雪が降った日に思うこと。

東京にしては珍しく雪が降り、そして、予定調和のように、今回もまた夕方から「足が乱れる」展開となった。

自分は、日中移動していた時に、多少の混雑とノロノロ運転の影響を受けたくらいで、ほとんど「被害」を受けずに済んだので良かったのだけど、積もったといってもたかだか20センチ、「災害」などと言ったら雪国育ちの人間には鼻で笑われてしまうようなレベルの降雪でこうなってしまうとなると、正直、大丈夫かな・・・?という気持ちになる。

7年前の大震災の頃から思っていることだが、地震でも台風でも大雪でも「いつもとちょっと違う」ことが起きた時に焦って帰宅の途につく、というのは、まったくもって賢い選択肢ではない。

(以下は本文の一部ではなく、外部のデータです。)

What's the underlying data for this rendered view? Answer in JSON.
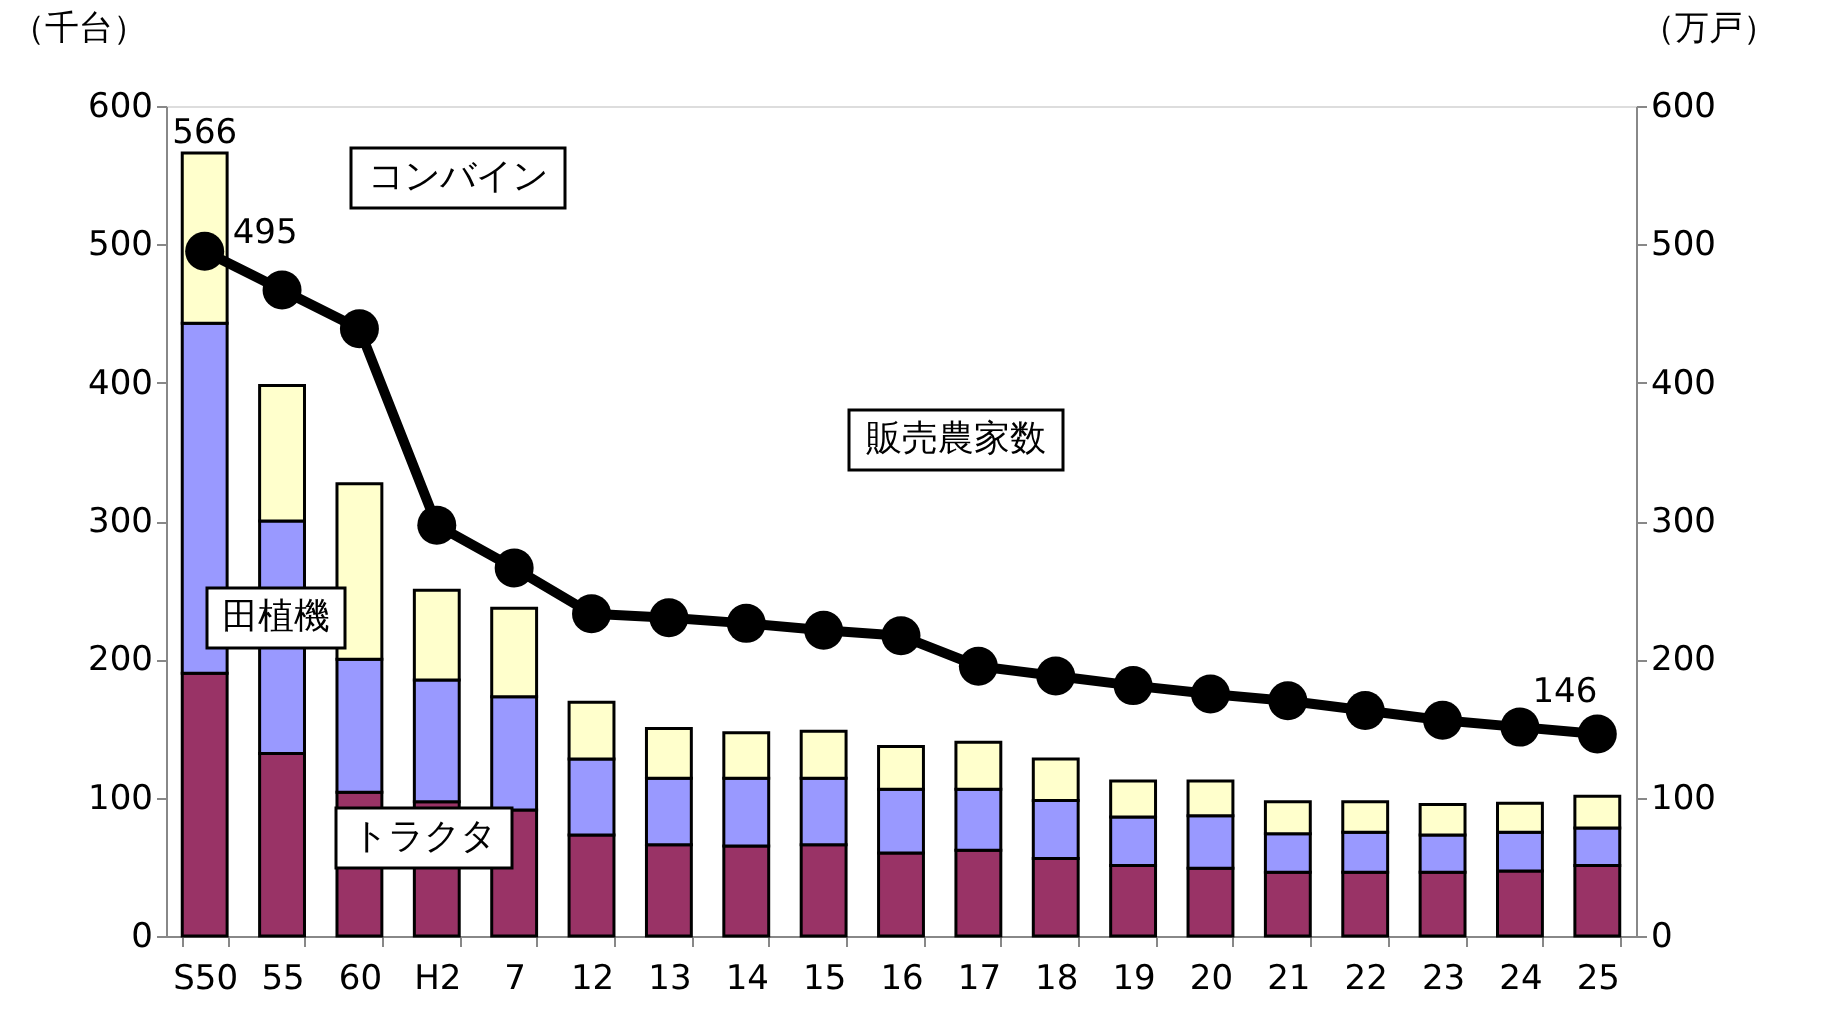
{
  "chart_data": {
    "type": "bar",
    "stacked": true,
    "ylabel": "（千台）",
    "y2label": "（万戸）",
    "categories": [
      "S50",
      "55",
      "60",
      "H2",
      "7",
      "12",
      "13",
      "14",
      "15",
      "16",
      "17",
      "18",
      "19",
      "20",
      "21",
      "22",
      "23",
      "24",
      "25"
    ],
    "series": [
      {
        "name": "トラクタ",
        "color": "#993366",
        "values": [
          190,
          132,
          104,
          97,
          91,
          73,
          66,
          65,
          66,
          60,
          62,
          56,
          51,
          49,
          46,
          46,
          46,
          47,
          51
        ]
      },
      {
        "name": "田植機",
        "color": "#9999ff",
        "values": [
          253,
          168,
          96,
          88,
          82,
          55,
          48,
          49,
          48,
          46,
          44,
          42,
          35,
          38,
          28,
          29,
          27,
          28,
          27
        ]
      },
      {
        "name": "コンバイン",
        "color": "#ffffcc",
        "values": [
          123,
          98,
          127,
          65,
          64,
          41,
          36,
          33,
          34,
          31,
          34,
          30,
          26,
          25,
          23,
          22,
          22,
          21,
          23
        ]
      },
      {
        "name": "販売農家数",
        "type": "line",
        "axis": "y2",
        "color": "#000000",
        "marker": "circle",
        "values": [
          495,
          467,
          439,
          297,
          266,
          233,
          230,
          226,
          221,
          217,
          195,
          188,
          181,
          175,
          170,
          163,
          156,
          151,
          146
        ],
        "value_labels": [
          "495",
          null,
          null,
          null,
          null,
          null,
          null,
          null,
          null,
          null,
          null,
          null,
          null,
          null,
          null,
          null,
          null,
          null,
          "146"
        ]
      }
    ],
    "totals": [
      "566",
      null,
      null,
      null,
      null,
      null,
      null,
      null,
      null,
      null,
      null,
      null,
      null,
      null,
      null,
      null,
      null,
      null,
      null
    ],
    "ylim": [
      0,
      600
    ],
    "yticks": [
      0,
      100,
      200,
      300,
      400,
      500,
      600
    ],
    "y2lim": [
      0,
      600
    ],
    "y2ticks": [
      0,
      100,
      200,
      300,
      400,
      500,
      600
    ],
    "grid": false,
    "legend": false
  }
}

特に今回の雪のように、雲が通り過ぎていずれ降りやむ、というタイミングがある程度見えている場合であればなおさらだ。

にもかかわらず、国が率先して「早め帰宅」の呼びかけなんてするものだから、結果的に公共交通機関が手薄な時間帯に混雑が前倒しになって押し寄せ、いくつかの駅で入場規制がかかるような事態になってしまう。

今日に限っては、カフェ等でいつもより早めに営業を切り上げてしまったお店も多かったら、都心で時間をつぶそうとしてもなかなか、という状況だった人もいるのかもしれない。
また子供のお迎え等で、どうしても早く帰らないといけない、という人も相当いただろうし、そういう方々が家路を急ぐのは至極当然のことだろう。

だが、特に早く帰る理由もないのに、何となく言われるがまま早めに動き出して、その結果、阿鼻叫喚の「大混雑」に巻き込まれてしまった、という人も、実のところ結構いたのではないだろうか。

また、「転倒者続出」というニュースも流れているが、まだ外が少し暖かくて、地面に落ちた雪が水混じりになっていた夕方4時頃、というのは、今日の中では歩くのに一番危険な時間帯だったわけで、実際、負傷者が出た時間帯もその辺に集中しているように思われる。
雪の良く降る地域で暮らしたことのある人ならわかることだが、雪は、積もり始めと、降りやんだ後小一時間くらい経った後(の凍結)が一番の脅威で、その合間の時間帯が実は一番歩きやすい*1

その意味でも、夕方の早い時間帯に動くのは、決して賢い選択肢ではなかった、ということになるし、自分も、オフィスを出た後に適当に時間を潰してから家路に着いた結果、さほど混雑もしていない電車に乗り、足元のスリルを感じることもなく、いつも通りに家まで辿り着くことができた*2

いわゆる「異常時」に一番大事なのは、周りに流されずに自ら状況判断して、目の前の危機がピークを越すのを待って動き出すこと。
もちろん、「待つ」ことがかえって裏目に出ることもあるし、この点に関しては、震災の際の沿岸被災地域の記憶が未だに生々しく残っていたりもするから、こういう時は世の中のメディアも、会社も、「待つ」ことを決して勧めてはくれないのだが*3、何でもかんでも早く動けば良い、というわけではない、ということも震災が教えてくれたもう一つの教訓だったりする*4

相手は気まぐれな自然。
たまたま結果的に自分の選択がうまく行ったからと言って、大上段に“逆張り”を勧めるつもりは毛頭ないのだけれど、「雪の日の混乱」を横目で眺めつつ、テレビやラジオ、はたまたオフィスの館内放送の呼びかけに盲従する前に、天気図を確認し、Twitterで情報を集め、そして最後は自らの直感で、ややこしい状況に巻き込まれない最善の策を探る、という努力は、みな怠るべきではないのかな、ということを改めて感じた次第である。

そして、できることなら、明日も、凍結した路面の餌食になることなく、平然と出社したいものだ、と*5

*1:これが、油断すると背丈を超すような雪が積もってしまう地域だとまた話は別なのだが、少なくとも今日の東京で、そんな事態になることは到底考えられなかったはずだ。

*2:そして、こういう経験をしたのは、今回が初めてのことではない。いつぞやかの夏か秋かに、台風で大騒ぎしていた時も“時間差”で平然と家路につき、何事もなく済んだことは何度かある。

*3:本来「避難すること」と「帰宅すること」は全く異質の行為(前者は確実にリスクから免れるための行為だが、後者は必ずしもそうではない、という点で)なので、パラレルに扱われていること自体に個人的には強い違和感があるのだけど・・・。

*4:実際、あの3・11の日に都心にいた人の多くは、「動かなかった方が得をした」ということを身をもって学んでいるはずだ。

*5:残念ながら、このリスクを回避する唯一の方法は「滑りにくい靴を履いて、足元に気を付けて歩く」ということ以外に思いつかないのだけれど・・・。